The January Effect: Myth or Reality?

The first few days of January, 2018 have been positive for financial markets. What does that mean for the rest of the year?

There are some who believe that as January goes for the S&P 500 (an index of 500 large US companies), it may be a signal whether that index will rise or fall for the remainder of the year.

In other words, the theory suggests if the return of the S&P 500 in January is negative, this would predict that a decline in the general US stock market for the remainder of that year, and vice versa if returns in January are positive.

Has this been an accurate and reliable indicator in the past?

Exhibit 1 shows the monthly returns of the S&P 500 Index for each January since 1926, compared to the subsequent 11 month return (from February-December). A negative return in January was followed by a positive 11-month return about 60% of the time, with an average return during those 11 months of around 7%. So, no, this is not an accurate indicator, at least when January is negative.

What other observations can be made from this data? The lessons of patience and discipline are clear.

January, 2016 was a good example of this. The first two weeks of January, 2016 were the worst ever for the Index, down (7.93%). The full month of January 2016 ended down (4.96%), the 9th worst January since 1926. However, the return of 18% for the next 11 months of 2016 resulted in a positive calendar year 2016 return of almost 13%.

Over the past 20 years, 10 of the January’s were negative. In 15 of these 20 years, the succeeding 11 months of the year were positive, not negative.

We do not believe that sound investment policy should be based on “indicators” such as this. You should not make investment decisions for a year, or the long-term, based on the market movements of any one month.

Over the long-term, the markets (both US and overseas, and across various asset classes, as we recommend) have rewarded investors who are patient and disciplined, who can look beyond indicators such as this.
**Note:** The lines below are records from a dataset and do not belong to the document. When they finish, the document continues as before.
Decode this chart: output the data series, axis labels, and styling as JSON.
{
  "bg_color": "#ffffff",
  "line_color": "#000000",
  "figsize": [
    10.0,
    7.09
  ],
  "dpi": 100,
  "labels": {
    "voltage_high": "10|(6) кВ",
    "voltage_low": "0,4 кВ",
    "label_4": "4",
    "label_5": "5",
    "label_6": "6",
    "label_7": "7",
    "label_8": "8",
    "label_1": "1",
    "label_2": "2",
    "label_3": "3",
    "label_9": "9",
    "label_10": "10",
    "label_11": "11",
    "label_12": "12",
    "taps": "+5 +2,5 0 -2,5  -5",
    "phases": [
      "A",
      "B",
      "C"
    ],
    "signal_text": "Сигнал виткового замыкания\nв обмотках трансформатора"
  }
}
Frequent changes to your portfolio or investment strategy can hurt performance. Rather than trying to beat the market based on your emotions, hunches, headlines or indicators, investors who remain disciplined, patient and calm can let the markets work for them successfully over time.

We are here to provide you with sound, reliable guidance and advice, so you can meet the financial goals of you and your family. And not just in January!